Berne, Emma Carlson. Escaping the Nazis on the Kindertransport. Capstone, 2017.

"Great Britain & the Holocaust: The Kindertransport." Jewish Virtual Library, www.jewishvirtuallibrary.org/the-kindertransport. Accessed 17 Oct. 2017.

"Historical Timeline." Kindertransport Association, kindertransport.org/history/historical-timeline/. Accessed 17 Oct. 2024.

Hodge, Deborah. Rescuing the Children: The Story of the Kindertransport. Tundra Books, 2012.

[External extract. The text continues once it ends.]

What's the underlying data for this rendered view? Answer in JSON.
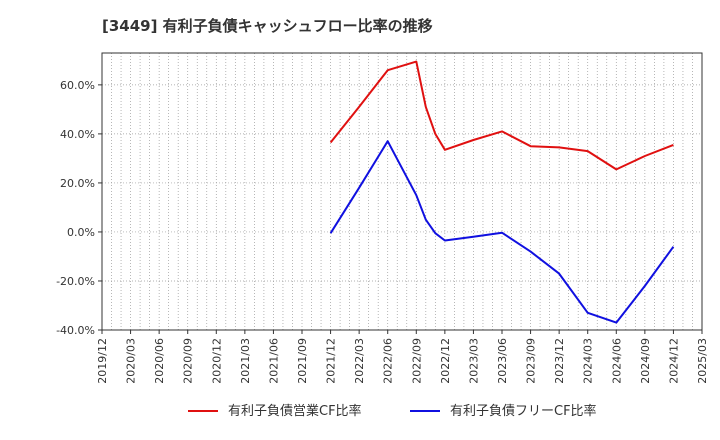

Leyshon, Cressida. "Lore Segal Will Keep Talking Through Her Stories." The New Yorker, 13 Oct. 2024, www.newyorker.com/culture/postscript/lore-segal-will-keep-talking-through-her-stories. Accessed 16 Oct. 2024.

"Kindertransport, 1938–1940." Holocaust Encyclopedia, United States Holocaust Memorial Museum, 30 Sept. 2021, encyclopedia.ushmm.org/content/en/article/kindertransport-1938-40. Accessed 17 Oct. 2024.

"Kristallnacht." Holocaust Encyclopedia, United States Holocaust Memorial Museum, 18 Oct. 2019, encyclopedia.ushmm.org/content/en/article/kristallnacht. Accessed 17 Oct. 2024.